Some people also experience poor absorption of protein from foods. Malabsorption, which is the inability of your body to absorb protein from foods, is a major cause of hypoproteinemia, explains Healthline. Some possible causes of malabsorption include defects in your intestines, parasites and infections, damage to your pancreas, celiac disease, and surgeries that remove a part of your intestines, according to the source.

Kidney issues can also cause hypoproteinemia. The kidney is meant to filter waste products from our blood. When it experiences any damage, it can't fulfill its purpose, which leaves all waste in our bloodstream (via the Cleveland Clinic). In such instances, substances such as protein leak into your urine instead of staying in your blood, as Healthline explains.
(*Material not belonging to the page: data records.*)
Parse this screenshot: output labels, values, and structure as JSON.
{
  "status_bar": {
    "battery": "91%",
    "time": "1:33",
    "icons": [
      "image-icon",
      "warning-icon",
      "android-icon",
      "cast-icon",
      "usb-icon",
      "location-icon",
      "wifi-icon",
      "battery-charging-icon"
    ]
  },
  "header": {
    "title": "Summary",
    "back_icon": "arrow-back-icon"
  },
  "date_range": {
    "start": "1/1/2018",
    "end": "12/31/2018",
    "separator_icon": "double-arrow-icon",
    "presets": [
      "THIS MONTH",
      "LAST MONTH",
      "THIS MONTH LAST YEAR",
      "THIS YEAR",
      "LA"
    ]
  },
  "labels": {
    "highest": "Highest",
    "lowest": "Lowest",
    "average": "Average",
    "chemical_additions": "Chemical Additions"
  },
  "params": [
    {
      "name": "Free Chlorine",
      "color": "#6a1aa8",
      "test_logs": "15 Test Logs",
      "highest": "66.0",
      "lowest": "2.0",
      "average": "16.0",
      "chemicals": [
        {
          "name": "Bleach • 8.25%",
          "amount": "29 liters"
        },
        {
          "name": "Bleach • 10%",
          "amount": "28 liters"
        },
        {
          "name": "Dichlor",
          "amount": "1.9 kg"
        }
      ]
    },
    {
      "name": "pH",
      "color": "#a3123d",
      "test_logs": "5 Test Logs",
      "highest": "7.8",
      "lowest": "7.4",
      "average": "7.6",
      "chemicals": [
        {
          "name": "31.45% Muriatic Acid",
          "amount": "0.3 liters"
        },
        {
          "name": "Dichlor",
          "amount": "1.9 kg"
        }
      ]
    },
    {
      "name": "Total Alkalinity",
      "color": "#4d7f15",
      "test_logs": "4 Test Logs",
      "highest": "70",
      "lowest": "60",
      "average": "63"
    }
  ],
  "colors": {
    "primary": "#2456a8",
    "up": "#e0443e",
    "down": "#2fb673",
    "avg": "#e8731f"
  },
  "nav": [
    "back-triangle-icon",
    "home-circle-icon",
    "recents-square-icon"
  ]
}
Diagnosis and treatment of low blood protein levels

Treatment of hypoproteinemia comes with various options, depending on the cause of your low protein levels, says Healthline. According to the source, you can increase your protein levels by increasing your intake of protein-rich foods like poultry, tofu, red meat, nuts, yogurt, milk, and eggs.

Your doctor might prescribe vitamin and mineral supplements to deal with any nutrient deficiency and a gluten-free diet to treat damaged intestines or celiac disease. Other treatments might include antibiotics and antiparasitic drugs for infections. You might also be prescribed surgery to treat liver damage.

Steroids or immune system suppressors (or any other medication that can bring down inflammation within your intestines) might also be prescribed, per the Cleveland Clinic.

According to Harvard Health Publishing, the recommended daily allowance of protein is 0.8 grams per kilogram or 0.36 grams per pound of your body weight. When checking or counting your daily caloric intake, you need to ensure that at least 10% of your daily calories are from protein, per the source.